Der schwarz-grüne Senat will die Teilnahmequote von Kleinkindern an den Früherkennungs-untersuchungen U6 und U7 erhöhen.

Hamburg. Im Rahmen eines zweijährigen Modellversuchs sollen alle Eltern per Postkarte auf die Untersuchungen hingewiesen werden. Familien, die sich dem Check verweigern, erhalten Besuch vom Jugendamt.

"Wir wollen probieren, ob wir auf diesem Weg eventuelle Vernachlässigungsfälle entdecken, die bislang unentdeckt blieben", sagte Gesundheitssenator Dietrich Wersich (CDU).
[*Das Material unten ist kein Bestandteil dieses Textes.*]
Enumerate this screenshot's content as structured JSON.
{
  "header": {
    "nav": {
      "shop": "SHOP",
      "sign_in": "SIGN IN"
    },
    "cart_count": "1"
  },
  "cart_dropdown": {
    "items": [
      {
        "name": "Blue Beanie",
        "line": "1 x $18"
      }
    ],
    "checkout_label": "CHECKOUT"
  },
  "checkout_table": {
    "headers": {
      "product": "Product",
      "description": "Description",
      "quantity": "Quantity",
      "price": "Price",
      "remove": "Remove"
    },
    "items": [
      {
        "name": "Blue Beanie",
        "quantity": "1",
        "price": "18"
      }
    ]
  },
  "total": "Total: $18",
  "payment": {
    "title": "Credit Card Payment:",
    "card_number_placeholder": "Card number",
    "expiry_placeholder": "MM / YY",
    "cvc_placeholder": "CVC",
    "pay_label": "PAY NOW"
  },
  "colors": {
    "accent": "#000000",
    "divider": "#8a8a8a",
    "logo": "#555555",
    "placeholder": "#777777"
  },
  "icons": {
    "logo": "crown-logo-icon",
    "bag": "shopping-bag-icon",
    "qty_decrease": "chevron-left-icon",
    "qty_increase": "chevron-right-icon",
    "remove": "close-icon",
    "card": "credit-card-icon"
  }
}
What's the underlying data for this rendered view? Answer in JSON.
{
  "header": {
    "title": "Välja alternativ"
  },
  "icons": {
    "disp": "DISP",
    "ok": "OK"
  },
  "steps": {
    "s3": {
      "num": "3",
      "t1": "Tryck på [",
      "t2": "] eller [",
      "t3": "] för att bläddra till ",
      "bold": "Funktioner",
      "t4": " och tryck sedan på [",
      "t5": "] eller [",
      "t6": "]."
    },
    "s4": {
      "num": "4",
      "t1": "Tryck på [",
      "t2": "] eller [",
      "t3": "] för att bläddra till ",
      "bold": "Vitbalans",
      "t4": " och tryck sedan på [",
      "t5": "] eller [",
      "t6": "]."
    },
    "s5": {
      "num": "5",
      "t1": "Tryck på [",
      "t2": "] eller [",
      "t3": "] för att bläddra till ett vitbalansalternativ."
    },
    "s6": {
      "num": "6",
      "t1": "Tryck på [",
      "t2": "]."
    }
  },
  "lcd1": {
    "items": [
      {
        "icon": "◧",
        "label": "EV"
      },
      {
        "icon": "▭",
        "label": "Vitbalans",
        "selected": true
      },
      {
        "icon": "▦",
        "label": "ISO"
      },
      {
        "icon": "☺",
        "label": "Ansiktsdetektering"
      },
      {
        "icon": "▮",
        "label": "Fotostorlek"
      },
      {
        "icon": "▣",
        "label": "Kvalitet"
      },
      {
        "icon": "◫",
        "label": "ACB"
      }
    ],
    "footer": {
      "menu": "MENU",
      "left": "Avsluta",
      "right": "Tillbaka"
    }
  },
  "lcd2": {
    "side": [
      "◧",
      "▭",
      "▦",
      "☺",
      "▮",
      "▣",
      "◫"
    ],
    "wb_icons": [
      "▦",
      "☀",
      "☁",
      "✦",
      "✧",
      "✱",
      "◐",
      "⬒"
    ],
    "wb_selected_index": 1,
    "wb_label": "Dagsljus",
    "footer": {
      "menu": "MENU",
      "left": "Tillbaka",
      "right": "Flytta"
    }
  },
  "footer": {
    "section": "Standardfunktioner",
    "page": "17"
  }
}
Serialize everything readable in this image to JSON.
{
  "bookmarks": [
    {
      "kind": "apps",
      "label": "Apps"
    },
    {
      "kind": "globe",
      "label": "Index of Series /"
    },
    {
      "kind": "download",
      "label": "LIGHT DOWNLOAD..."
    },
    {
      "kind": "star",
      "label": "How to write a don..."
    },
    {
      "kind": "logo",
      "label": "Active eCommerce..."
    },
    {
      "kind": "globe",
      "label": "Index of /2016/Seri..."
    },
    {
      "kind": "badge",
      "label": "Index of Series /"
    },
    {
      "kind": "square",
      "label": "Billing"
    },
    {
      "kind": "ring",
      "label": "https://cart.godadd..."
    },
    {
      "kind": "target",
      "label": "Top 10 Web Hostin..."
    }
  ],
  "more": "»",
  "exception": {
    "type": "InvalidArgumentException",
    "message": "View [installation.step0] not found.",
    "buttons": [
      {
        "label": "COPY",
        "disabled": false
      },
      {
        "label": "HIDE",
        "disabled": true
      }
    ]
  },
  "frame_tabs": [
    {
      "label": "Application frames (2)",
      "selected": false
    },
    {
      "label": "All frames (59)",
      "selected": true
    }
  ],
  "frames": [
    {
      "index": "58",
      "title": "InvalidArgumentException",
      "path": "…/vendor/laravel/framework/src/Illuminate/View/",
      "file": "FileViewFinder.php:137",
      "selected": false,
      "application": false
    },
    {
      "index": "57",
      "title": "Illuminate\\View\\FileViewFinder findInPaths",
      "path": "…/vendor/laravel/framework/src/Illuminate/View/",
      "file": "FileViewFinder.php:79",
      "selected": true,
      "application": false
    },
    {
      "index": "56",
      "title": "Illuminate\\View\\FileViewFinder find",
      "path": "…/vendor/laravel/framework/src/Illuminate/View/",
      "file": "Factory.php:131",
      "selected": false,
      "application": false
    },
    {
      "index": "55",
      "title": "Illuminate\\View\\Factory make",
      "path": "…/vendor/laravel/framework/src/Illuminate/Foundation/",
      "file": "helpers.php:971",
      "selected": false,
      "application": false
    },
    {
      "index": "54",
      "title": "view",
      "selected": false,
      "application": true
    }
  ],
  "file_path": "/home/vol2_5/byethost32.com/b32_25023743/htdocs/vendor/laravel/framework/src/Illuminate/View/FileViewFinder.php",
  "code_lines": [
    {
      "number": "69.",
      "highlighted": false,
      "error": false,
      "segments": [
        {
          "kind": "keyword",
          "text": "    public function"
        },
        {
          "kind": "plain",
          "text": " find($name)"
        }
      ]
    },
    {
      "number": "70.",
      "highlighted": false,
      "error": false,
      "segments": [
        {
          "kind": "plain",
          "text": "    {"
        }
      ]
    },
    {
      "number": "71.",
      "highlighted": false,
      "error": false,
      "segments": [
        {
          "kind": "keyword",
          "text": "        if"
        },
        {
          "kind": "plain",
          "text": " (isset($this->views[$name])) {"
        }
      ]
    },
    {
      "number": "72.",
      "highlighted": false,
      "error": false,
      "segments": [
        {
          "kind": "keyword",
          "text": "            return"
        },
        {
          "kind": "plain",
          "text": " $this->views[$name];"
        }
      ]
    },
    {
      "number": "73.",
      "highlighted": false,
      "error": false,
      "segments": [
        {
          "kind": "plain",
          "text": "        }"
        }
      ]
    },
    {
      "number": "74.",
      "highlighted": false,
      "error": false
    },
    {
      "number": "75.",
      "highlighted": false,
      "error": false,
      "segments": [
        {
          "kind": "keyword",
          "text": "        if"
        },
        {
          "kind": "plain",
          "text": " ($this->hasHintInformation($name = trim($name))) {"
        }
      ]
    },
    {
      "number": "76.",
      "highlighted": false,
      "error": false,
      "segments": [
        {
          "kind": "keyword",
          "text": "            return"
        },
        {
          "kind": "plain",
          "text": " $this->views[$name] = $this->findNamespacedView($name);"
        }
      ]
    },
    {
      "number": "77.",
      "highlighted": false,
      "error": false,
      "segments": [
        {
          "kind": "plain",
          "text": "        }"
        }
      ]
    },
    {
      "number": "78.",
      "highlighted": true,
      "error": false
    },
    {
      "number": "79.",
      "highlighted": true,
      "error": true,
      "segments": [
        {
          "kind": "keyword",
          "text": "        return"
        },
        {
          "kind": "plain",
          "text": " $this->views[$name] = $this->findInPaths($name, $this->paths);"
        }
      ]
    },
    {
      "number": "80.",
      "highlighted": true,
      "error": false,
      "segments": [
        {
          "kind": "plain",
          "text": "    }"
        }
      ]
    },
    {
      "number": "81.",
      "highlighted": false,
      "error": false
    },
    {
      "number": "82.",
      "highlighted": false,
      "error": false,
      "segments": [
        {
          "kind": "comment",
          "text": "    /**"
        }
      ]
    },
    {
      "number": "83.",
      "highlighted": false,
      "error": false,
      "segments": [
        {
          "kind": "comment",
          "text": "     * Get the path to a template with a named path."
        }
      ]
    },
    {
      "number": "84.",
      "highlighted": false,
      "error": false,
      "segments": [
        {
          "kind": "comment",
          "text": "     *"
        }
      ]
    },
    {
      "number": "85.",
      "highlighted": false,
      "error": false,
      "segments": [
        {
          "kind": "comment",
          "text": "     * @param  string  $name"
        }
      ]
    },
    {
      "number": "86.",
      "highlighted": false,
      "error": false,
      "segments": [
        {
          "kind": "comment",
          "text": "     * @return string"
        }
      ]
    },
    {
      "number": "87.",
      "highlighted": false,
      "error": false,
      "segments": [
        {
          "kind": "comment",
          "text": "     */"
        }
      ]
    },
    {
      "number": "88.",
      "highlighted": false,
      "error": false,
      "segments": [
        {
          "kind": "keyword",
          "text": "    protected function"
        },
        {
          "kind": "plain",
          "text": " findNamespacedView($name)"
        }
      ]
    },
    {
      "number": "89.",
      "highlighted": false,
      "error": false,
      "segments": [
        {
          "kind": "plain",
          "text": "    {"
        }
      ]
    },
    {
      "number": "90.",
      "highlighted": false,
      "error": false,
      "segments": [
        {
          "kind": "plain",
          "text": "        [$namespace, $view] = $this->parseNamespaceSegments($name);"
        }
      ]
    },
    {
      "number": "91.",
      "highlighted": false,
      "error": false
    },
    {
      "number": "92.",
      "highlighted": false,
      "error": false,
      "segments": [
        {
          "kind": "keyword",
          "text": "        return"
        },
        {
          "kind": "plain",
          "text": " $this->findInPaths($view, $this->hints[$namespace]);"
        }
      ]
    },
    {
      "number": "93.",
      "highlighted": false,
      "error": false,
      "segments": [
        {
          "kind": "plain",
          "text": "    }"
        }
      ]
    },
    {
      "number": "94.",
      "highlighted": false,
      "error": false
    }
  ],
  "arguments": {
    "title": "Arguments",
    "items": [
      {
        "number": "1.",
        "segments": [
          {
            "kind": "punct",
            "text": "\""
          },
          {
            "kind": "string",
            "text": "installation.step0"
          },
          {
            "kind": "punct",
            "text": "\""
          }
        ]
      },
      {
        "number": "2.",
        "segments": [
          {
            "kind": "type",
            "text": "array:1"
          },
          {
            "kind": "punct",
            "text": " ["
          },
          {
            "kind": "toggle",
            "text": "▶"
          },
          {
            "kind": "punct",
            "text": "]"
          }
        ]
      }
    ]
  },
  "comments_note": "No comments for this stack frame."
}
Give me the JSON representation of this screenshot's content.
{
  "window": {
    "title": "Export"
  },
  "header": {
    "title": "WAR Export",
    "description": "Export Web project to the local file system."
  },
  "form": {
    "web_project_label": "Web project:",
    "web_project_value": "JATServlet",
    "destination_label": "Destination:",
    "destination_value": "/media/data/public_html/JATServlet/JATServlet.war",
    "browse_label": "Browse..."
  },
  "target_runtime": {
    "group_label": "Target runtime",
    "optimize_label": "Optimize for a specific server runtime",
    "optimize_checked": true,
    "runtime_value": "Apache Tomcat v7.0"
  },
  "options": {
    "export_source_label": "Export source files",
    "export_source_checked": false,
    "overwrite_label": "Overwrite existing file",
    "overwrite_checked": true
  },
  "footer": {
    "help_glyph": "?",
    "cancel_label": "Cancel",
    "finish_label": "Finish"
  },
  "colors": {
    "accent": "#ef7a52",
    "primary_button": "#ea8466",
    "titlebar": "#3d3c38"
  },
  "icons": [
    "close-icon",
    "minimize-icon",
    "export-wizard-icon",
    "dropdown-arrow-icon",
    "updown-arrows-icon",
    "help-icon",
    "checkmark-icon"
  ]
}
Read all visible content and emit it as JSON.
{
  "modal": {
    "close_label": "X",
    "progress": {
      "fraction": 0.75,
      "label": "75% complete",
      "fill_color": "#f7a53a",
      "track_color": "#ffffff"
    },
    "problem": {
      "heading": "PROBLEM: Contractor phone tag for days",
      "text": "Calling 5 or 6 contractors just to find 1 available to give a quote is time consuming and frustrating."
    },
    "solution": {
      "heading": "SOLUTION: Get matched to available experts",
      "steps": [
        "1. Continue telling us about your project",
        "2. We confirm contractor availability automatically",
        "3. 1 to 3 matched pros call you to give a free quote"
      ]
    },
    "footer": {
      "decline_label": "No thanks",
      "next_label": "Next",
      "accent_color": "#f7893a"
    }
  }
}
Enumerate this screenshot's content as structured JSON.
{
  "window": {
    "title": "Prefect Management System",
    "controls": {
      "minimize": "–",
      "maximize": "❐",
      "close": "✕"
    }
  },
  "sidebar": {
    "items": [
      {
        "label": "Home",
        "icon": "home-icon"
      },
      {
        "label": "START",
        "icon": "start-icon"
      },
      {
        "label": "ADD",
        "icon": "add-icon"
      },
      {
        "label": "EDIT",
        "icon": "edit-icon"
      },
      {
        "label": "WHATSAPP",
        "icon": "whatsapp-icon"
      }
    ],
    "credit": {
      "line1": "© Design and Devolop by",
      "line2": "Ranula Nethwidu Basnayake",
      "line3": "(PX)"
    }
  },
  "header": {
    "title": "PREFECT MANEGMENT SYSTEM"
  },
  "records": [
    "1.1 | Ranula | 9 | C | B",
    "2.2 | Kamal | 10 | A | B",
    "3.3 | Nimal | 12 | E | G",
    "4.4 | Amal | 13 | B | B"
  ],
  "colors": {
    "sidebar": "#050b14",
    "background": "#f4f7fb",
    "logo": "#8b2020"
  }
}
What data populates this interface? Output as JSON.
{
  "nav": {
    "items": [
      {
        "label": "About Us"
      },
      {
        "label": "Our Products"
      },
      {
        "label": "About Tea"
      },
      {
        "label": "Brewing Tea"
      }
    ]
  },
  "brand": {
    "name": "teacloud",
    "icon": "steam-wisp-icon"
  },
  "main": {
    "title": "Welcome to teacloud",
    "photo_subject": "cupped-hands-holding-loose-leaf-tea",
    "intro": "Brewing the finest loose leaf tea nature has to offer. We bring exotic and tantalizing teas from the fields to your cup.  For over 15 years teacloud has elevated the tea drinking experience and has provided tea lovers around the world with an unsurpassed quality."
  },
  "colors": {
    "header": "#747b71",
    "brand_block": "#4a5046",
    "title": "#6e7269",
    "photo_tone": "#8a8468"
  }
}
Alle Anstrengungen in diesem Bereich sind nicht zuletzt Folgen des Todes der sieben Jahre alten Jessica im März 2005. Die inzwischen zu lebenslanger Haft verurteilten Eltern hatten das Mädchen qualvoll in ihrer Jenfelder Wohnung verhungern lassen. Das Martyrium war möglich geworden, weil Jessica durch alle Roste behördlicher Kontrolle gefallen war.

Die Teilnahmequote an der U6-Untersuchung (10. bis 12. Monat) hat sich in den vergangenen Jahren leicht auf 94 Prozent (2008) gesteigert. Bei der U7 (21. bis 24. Monat) erreicht der Wert 90,8 Prozent. Aber: In 19 Stadtteilen wird rund jedes vierte Kind nicht untersucht. In weiteren 14 Stadtteilen ist es sogar jedes dritte Kind. Darunter sind St. Georg, St. Pauli, Altona, Billstedt, Dulsberg und Wilhelmsburg.

So funktioniert der Modellversuch: Jährlich sollen die Eltern von rund 33 000 Kindern angeschrieben werden, die für U6 und U7 in Betracht kommen. Die Daten liefert das Einwohnermelderegister. Familien, die daraufhin ihr Kind bei einem Arzt kostenlos untersuchen lassen, geben die Postkarte ab. Der Arzt schickt die abgezeichnete Karte an die Meldestelle zurück.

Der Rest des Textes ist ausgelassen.